I am the penultimate grasshopper.

Last month Julian turned 18, so that check stopped. This month, we ran out of money. It’s not dire. We own our house, we have enough through Elmer’s retirement to pay all of our obligations, and even buy a few groceries. But we are very suddenly out of money. I can’t go the friends’ wedding in Wyoming that I’d planned to go to. I can’t buy a puppy from a friend’s litter that I had promised to buy. Hell, I can’t even go out to Montana and sort out our small mountain of belongings still in storage there. I can’t go out to lunch. The gravy train has not just come to a screeching halt, it’s gone right off the tracks.

It isn’t that I don’t  have plenty to amuse myself that costs little or nothing. We still have our membership to the Carillon Park. (Yeah, history nerd, what can I say.) The research that I still need to do is still basically free, though the trip to the Library of Congress is put off until God Knows When.  We can go to the Y. I’ve got stacks of novels I meant to read, and my husband isn’t giving up cable television, so there’s always the idiot box. I have my wonderful dogs, even if I can’t afford to show them.  Dayton is full of walking paths, and a free art museum and community events. There’s always sex. Entertainment is not the problem.

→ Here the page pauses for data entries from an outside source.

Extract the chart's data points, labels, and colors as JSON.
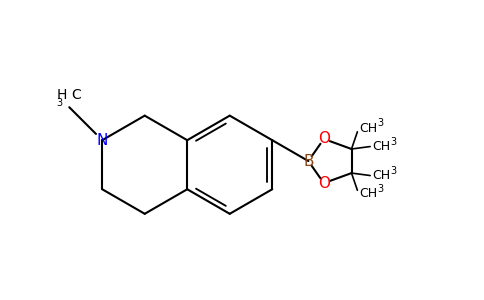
{
  "background_color": "#ffffff",
  "bond_color": "#000000",
  "nitrogen_color": "#0000ff",
  "oxygen_color": "#ff0000",
  "boron_color": "#8B4513",
  "line_width": 1.5,
  "figsize": [
    4.84,
    3.0
  ],
  "dpi": 100,
  "xlim": [
    0,
    9.5
  ],
  "ylim": [
    0,
    6.0
  ]
}
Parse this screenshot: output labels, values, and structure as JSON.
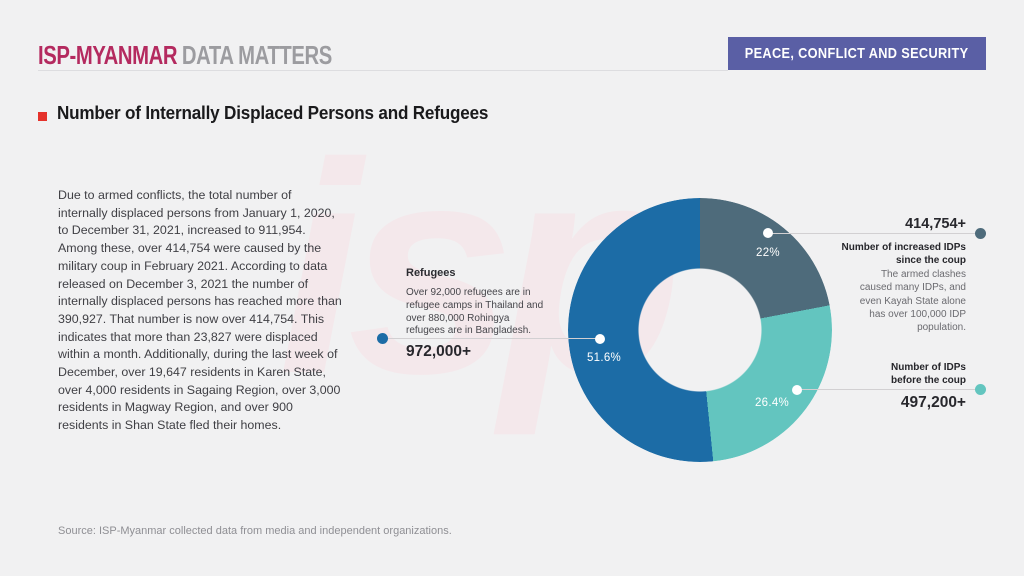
{
  "header": {
    "logo_primary": "ISP-MYANMAR",
    "logo_secondary": "DATA MATTERS",
    "logo_primary_color": "#b42a5f",
    "badge": {
      "label": "PEACE, CONFLICT AND SECURITY",
      "color": "#5a5fa5"
    }
  },
  "title": {
    "text": "Number of Internally Displaced Persons and Refugees",
    "bullet_color": "#e5322b"
  },
  "intro_paragraph": "Due to armed conflicts, the total number of internally displaced persons from January 1, 2020, to December 31, 2021, increased to 911,954. Among these, over 414,754 were caused by the military coup in February 2021. According to data released on December 3, 2021 the number of internally displaced persons has reached more than 390,927. That number is now over 414,754. This indicates that more than 23,827 were displaced within a month. Additionally, during the last week of December, over 19,647 residents in Karen State, over 4,000 residents in Sagaing Region, over 3,000 residents in Magway Region, and over 900 residents in Shan State fled their homes.",
  "watermark_text": "isp",
  "chart_data": {
    "type": "pie",
    "variant": "donut",
    "title": "Number of Internally Displaced Persons and Refugees",
    "start_angle_deg": 0,
    "direction": "clockwise",
    "inner_radius_px": 62,
    "outer_radius_px": 132,
    "segments": [
      {
        "name": "Number of increased IDPs since the coup",
        "pct": 22,
        "pct_label": "22%",
        "value": "414,754+",
        "color": "#4e6b7b",
        "note": "The armed clashes caused many IDPs, and even Kayah State alone has over 100,000 IDP population."
      },
      {
        "name": "Number of IDPs before the coup",
        "pct": 26.4,
        "pct_label": "26.4%",
        "value": "497,200+",
        "color": "#63c5bf",
        "note": ""
      },
      {
        "name": "Refugees",
        "pct": 51.6,
        "pct_label": "51.6%",
        "value": "972,000+",
        "color": "#1c6ca6",
        "note": "Over 92,000 refugees are in refugee camps in Thailand and over 880,000 Rohingya refugees are in Bangladesh."
      }
    ]
  },
  "callouts": {
    "refugees": {
      "title": "Refugees",
      "note": "Over 92,000 refugees are in refugee camps in Thailand and over 880,000 Rohingya refugees are in Bangladesh.",
      "value": "972,000+"
    },
    "increased_idps": {
      "value": "414,754+",
      "label_line1": "Number of increased IDPs",
      "label_line2": "since the coup",
      "note": "The armed clashes caused many IDPs, and even Kayah State alone has over 100,000 IDP population."
    },
    "idps_before": {
      "label_line1": "Number of IDPs",
      "label_line2": "before the coup",
      "value": "497,200+"
    }
  },
  "source": "Source: ISP-Myanmar collected data from media and independent organizations."
}
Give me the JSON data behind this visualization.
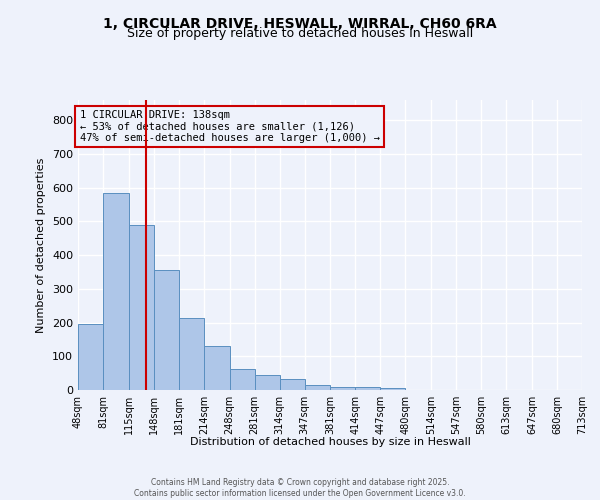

The problem is that the window got suddenly oh so much smaller. We went from not having to really worry about money to really having to pinch pennies, almost overnight. I am, as my English stepfather used to say, a clever girl. And I will find a way, something that gives us more financial breathing room. If worst comes to worst, I can always get a job. I think. I am mostly sorry that I squandered away the time, because now I will have to justify the time I make for myself. Yes, I knew it was coming. Yes, I should have planned better, but you know I just wanted the party to keep going. Damn it all.


3 thoughts on “It’s the Money, Stupid

  1. Yes, that has to be a shock to the system. A complete change in your everyday living. I’m sure it’s got to be a worry for you. At least you have a lot of options there (yes, and there’s always sex… LOL). I think you are one of the most amazing writers I’ve read. I think you could make a mint in writing again. Not sure if that interests you, but it would be so sad for others to miss out on it. I know I’m babbling. I know you have been writing for years and your jobs were in writing, but it’s something you do so well. So well! In the meantime, I really love reading your articles. Always something interesting.

    On a side note, I was clinically depressed in the early 90s and was on medication. I’m not afraid to admit it. I was on pills, on and off, for several years. One doctor told me that I’d have to be on them for the rest of my life. I fooled them. But, I’m always worried that it’ll come back. Always. I feel your pain, I really do. It’s a very sad and black time. I’m glad you’re understanding what might be the root of it.


  2. Wow, that really hit home for me. Especially the last two sentences. My husband and I have went from managing a family owned factory (he in plant operations and me in accounting) to not working but still being minority shareholders with no say about management. We took on a partner with wonderful business credentials when my dad wanted to retire and to say it has not worked out is putting it mildly. We went from being very comfortable and secure to worrying about money this last year…. and yes I wanted the party to continue!!!!! I will be working full time during tax season at an accounting firm but that is not my dream, still trying to figure that one. My kids are not adjusting well and that is hard to watch. I think they thought they always had a future at the company. So now where do we all go from here? Some days are good and some not so good but I am really really trying to be positive about the positive. I have been searching blogs for people in similar situations and really appreciated your post… I can so relate!!! Thanks for sharing.